To Solve Hacking Case, Feds Get Hacker Of Their Own
Federal prosecutors have charged five men with responsibility for some of the biggest computer hacks in the past few years. The FBI says the hackers penetrated the computer systems of businesses like Fox Broadcasting and Sony Pictures, stole confidential information and splashed it all over the Internet.
But what's most unusual about the case is how investigators cracked it — with the help of an insider who became a secret government informant.
The Justice Department team relied on Hector Monsegur, a well-known hacker from the Lower East Side of New York, who uses the online handle Sabu.
Monsegur, 28, secretly pleaded guilty in August 2011 to a dozen criminal charges including conspiracy, computer hacking and identity theft. Prosecutors say he faces up to 124 years in prison.
Since then, to limit his prison sentence, Monsegur has apparently been leading investigators in real time through the hazy world of high stakes computer hacking — helping get around one of the biggest hurdles to a successful prosecution.
"Well the law enforcement challenge posed by these types of online conspiracies generally is that the members of the group likely have never met ... very often don't know each others' true identities," says Mike DuBose, a managing director and leader of the cyber investigations unit at the Kroll security firm.
DuBose says "proactive cooperation" can be essential to cracking the code.
The court papers don't specify exactly what Monsegur may have done, but they do describe more than two years of high profile hacks against some of America's largest businesses.

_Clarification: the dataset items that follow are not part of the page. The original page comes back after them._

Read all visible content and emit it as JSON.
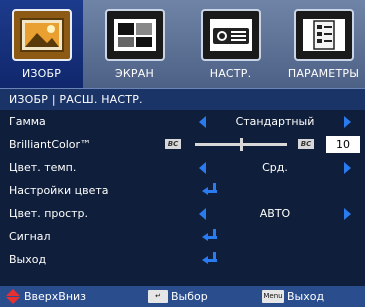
{
  "tabs": [
    {
      "label": "ИЗОБР",
      "icon": "picture-icon",
      "active": true
    },
    {
      "label": "ЭКРАН",
      "icon": "screen-icon",
      "active": false
    },
    {
      "label": "НАСТР.",
      "icon": "projector-settings-icon",
      "active": false
    },
    {
      "label": "ПАРАМЕТРЫ",
      "icon": "options-document-icon",
      "active": false
    }
  ],
  "breadcrumb": "ИЗОБР | РАСШ. НАСТР.",
  "rows": {
    "gamma": {
      "label": "Гамма",
      "value": "Стандартный"
    },
    "brilliant": {
      "label": "BrilliantColor™",
      "value": "10",
      "level": 0.5,
      "icon_text": "BC"
    },
    "color_temp": {
      "label": "Цвет. темп.",
      "value": "Срд."
    },
    "color_settings": {
      "label": "Настройки цвета"
    },
    "color_space": {
      "label": "Цвет. простр.",
      "value": "АВТО"
    },
    "signal": {
      "label": "Сигнал"
    },
    "exit": {
      "label": "Выход"
    }
  },
  "footer": {
    "updown_label": "ВверхВниз",
    "enter_label": "Выбор",
    "menu_key": "Menu",
    "menu_label": "Выход"
  },
  "colors": {
    "accent": "#2b7bf0",
    "active_tab": "#1d3b8c",
    "background": "#0f1e3a"
  }
}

The Justice Department says many of the hackers belonged to a loose group of electronic vigilantes that called itself the Internet Feds, "waging a deliberate campaign of online destruction."
"You might call them a digital lynch mob 'cause they go around sort of randomly attacking people they're unhappy with," says Stewart Baker, a cyber security lawyer at the firm Steptoe & Johnson.

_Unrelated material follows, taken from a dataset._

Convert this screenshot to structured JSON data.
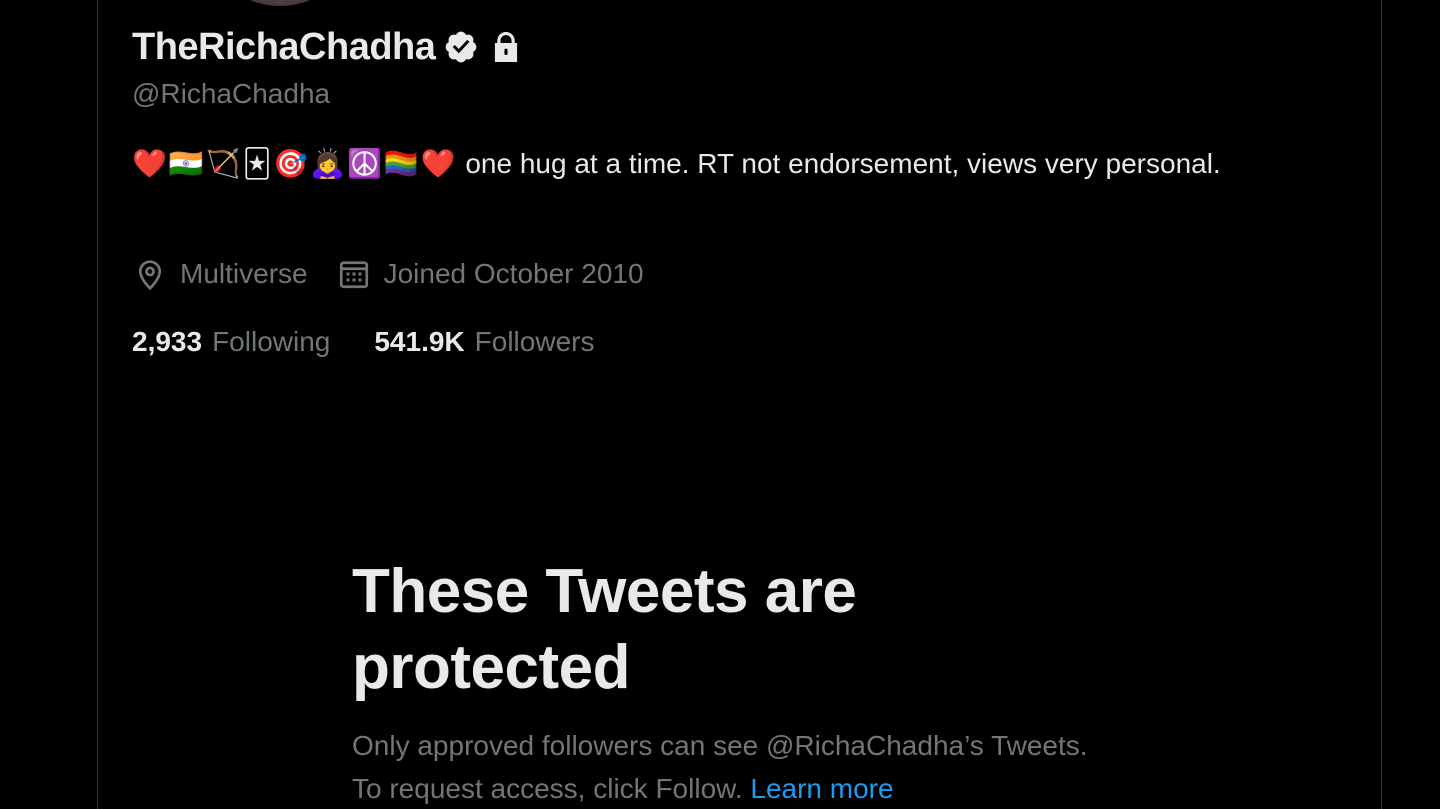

According to an investigation that stretched across five U.S. states and all the way to Scotland Yard, the list of attacks grew and grew.

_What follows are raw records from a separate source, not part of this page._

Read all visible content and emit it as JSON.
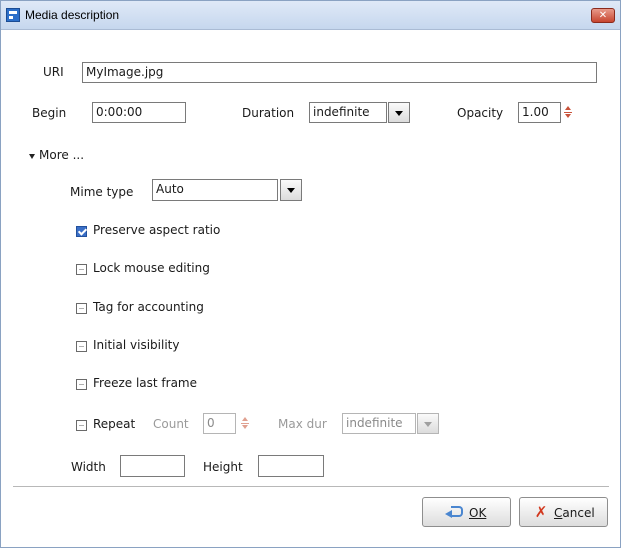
{
  "window": {
    "title": "Media description",
    "close_glyph": "✕"
  },
  "uri": {
    "label": "URI",
    "value": "MyImage.jpg"
  },
  "timing": {
    "begin_label": "Begin",
    "begin_value": "0:00:00",
    "duration_label": "Duration",
    "duration_value": "indefinite",
    "opacity_label": "Opacity",
    "opacity_value": "1.00"
  },
  "more": {
    "label": "More ..."
  },
  "mime": {
    "label": "Mime type",
    "value": "Auto"
  },
  "options": [
    {
      "label": "Preserve aspect ratio",
      "checked": true
    },
    {
      "label": "Lock mouse editing",
      "checked": false
    },
    {
      "label": "Tag for accounting",
      "checked": false
    },
    {
      "label": "Initial visibility",
      "checked": false
    },
    {
      "label": "Freeze last frame",
      "checked": false
    }
  ],
  "repeat": {
    "label": "Repeat",
    "checked": false,
    "count_label": "Count",
    "count_value": "0",
    "maxdur_label": "Max dur",
    "maxdur_value": "indefinite"
  },
  "size": {
    "width_label": "Width",
    "width_value": "",
    "height_label": "Height",
    "height_value": ""
  },
  "buttons": {
    "ok_label": "OK",
    "cancel_label": "Cancel"
  },
  "icons": {
    "title": "media-window-icon",
    "close": "close-icon",
    "ok": "ok-arrow-icon",
    "cancel": "cancel-x-icon"
  },
  "colors": {
    "titlebar": "#c6d7ee",
    "close_button": "#c7452f",
    "checkbox_checked": "#3a6fc7",
    "spinner": "#c9523a"
  }
}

Most of the action dates to early 2011, when the men allegedly conspired to break into a computer security firm known as HB Gary. They took sensitive documents about the firm's clients and exposed them for public view.
Next, they targeted the computer systems of Fox, grabbing information about more than 70,000 contestants who vied to appear on the X Factor music show.
And in May 2011 they formed a new high profile group — Lulz Security — which targeted PBS after its show Frontline broadcast a story about the web site WikiLeaks. The collective retaliated by posting a bogus story on the PBS web site claiming the rapper Tupac Shakur was actually alive and living in New Zealand.
The campaign raged on this year — this time, targeting law enforcement. In January, Donncha O'Cearrbhail, a member of the hacking group based in Ireland, allegedly broke into the personal email account of an Irish policeman.
He learned the FBI and international authorities were planning to discuss ongoing investigations of computer hackers. Then, prosecutors say, the hacker secretly recorded the call and shared it with others.
"This group was unrepentant enough and did enough damage and became prominent enough that I think the book's going to get thrown at them," Baker says.
The other defendants include Ryan Ackroyd, Jake Davis and Darren Martyn, who each face up to 10 years in prison; and Jeremy Hammond, who's charged with hacking into Strategic Forecasting Inc. in December 2011 and stealing credit card information about some of the Austin, Tex., company's clients.